Pour que l’Espagne se mette de nouveau à rêver après des débuts poussifs, il a fallu le retour d’un grand Sergio Busquets. Le Catalan a tout simplement transformé son équipe. Car «Busi» n’est pas seulement ce fabricant de football, ce créateur de passes destructrices de lignes adverses, il est aussi une béquille. A ses côtés, Koke Resurrección se projette davantage et le tandem s’entend à merveille.
Son expérience est également mise à profit par Pedri, auteur involontaire d’un but contre son camp improbable mais dont l’insolence «iniestesque» sur certaines périodes justifie amplement sa titularisation depuis le début de la compétition.
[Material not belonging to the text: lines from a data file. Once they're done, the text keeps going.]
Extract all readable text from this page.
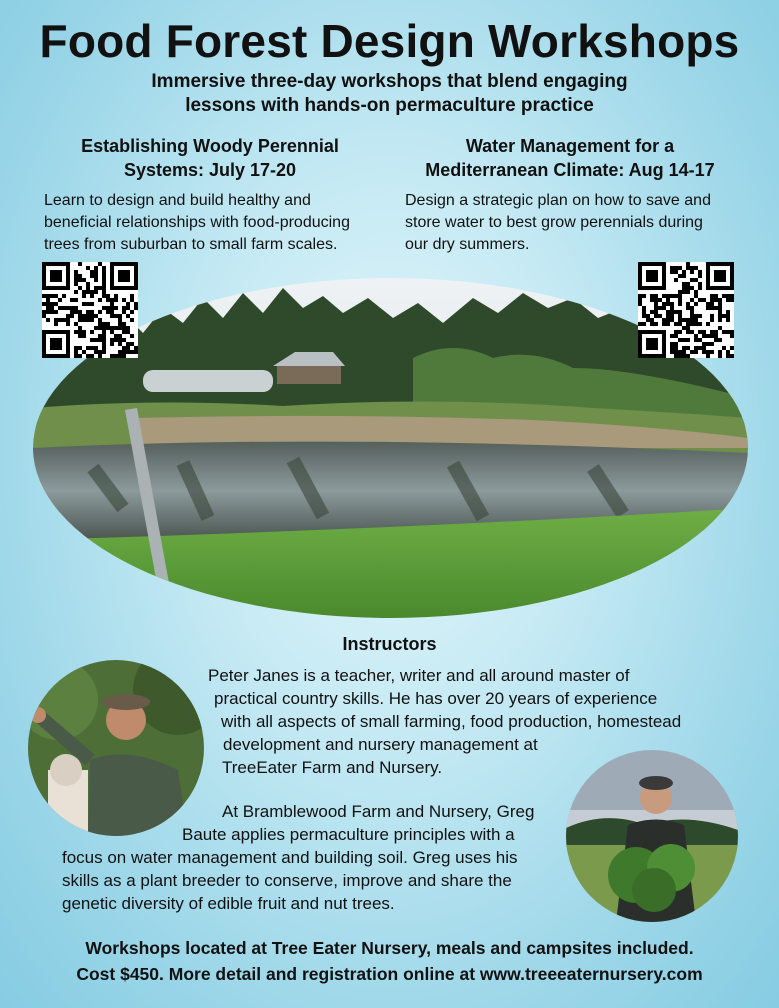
Food Forest Design Workshops
Immersive three-day workshops that blend engaging
lessons with hands-on permaculture practice
Establishing Woody Perennial
Systems: July 17-20
Learn to design and build healthy and
beneficial relationships with food-producing
trees from suburban to small farm scales.
Water Management for a
Mediterranean Climate: Aug 14-17
Design a strategic plan on how to save and
store water to best grow perennials during
our dry summers.
Instructors
Peter Janes is a teacher, writer and all around master of
practical country skills. He has over 20 years of experience
with all aspects of small farming, food production, homestead
development and nursery management at
TreeEater Farm and Nursery.
At Bramblewood Farm and Nursery, Greg
Baute applies permaculture principles with a
focus on water management and building soil. Greg uses his
skills as a plant breeder to conserve, improve and share the
genetic diversity of edible fruit and nut trees.
Workshops located at Tree Eater Nursery, meals and campsites included.
Cost $450. More detail and registration online at www.treeeaternursery.com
L’Espagne monte donc en puissance, même si la défense centrale est encore en phase d’expérimentation avec Aymeric Laporte en nouveau taulier. Tous les remplaçants ont démontré qu’ils avaient des profils de titulaires. Avec 10 buts inscrits lors des deux derniers matches, le mutisme offensif n’est plus qu’un mauvais souvenir.
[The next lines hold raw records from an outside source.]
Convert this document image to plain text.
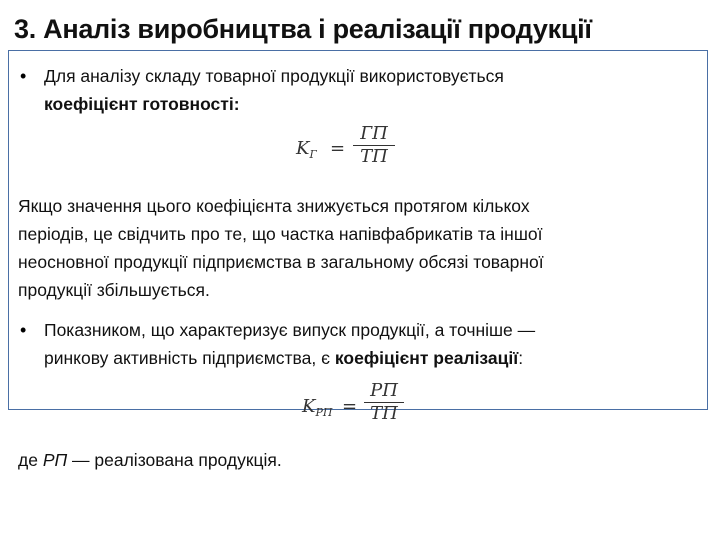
3. Аналіз виробництва і реалізації продукції
• Для аналізу складу товарної продукції використовується
коефіцієнт готовності:
$K_Г$ =
ГП
ТП
Якщо значення цього коефіцієнта знижується протягом кількох
періодів, це свідчить про те, що частка напівфабрикатів та іншої
неосновної продукції підприємства в загальному обсязі товарної
продукції збільшується.
• Показником, що характеризує випуск продукції, а точніше —
ринкову активність підприємства, є коефіцієнт реалізації:
$K_{РП}$ =
РП
ТП
де РП — реалізована продукція.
Prudence tout de même pour la Roja. Face au 3-5-2 de la Nati qui a piégé des Bleus un brin arrogants, l’adaptation à ce système de jeu si particulier sera primordiale. Une élimination serait une déception pour l’Espagne, un succès validerait les choix osés de Luis Enrique. Cet Espagne - Suisse à Saint-Pétersbourg n’est pas un Nadal – Federer à Wimbledon mais la sélection ibérique joue sa renaissance sur le devant de la scène internationale après neuf ans d’absence. Il était temps.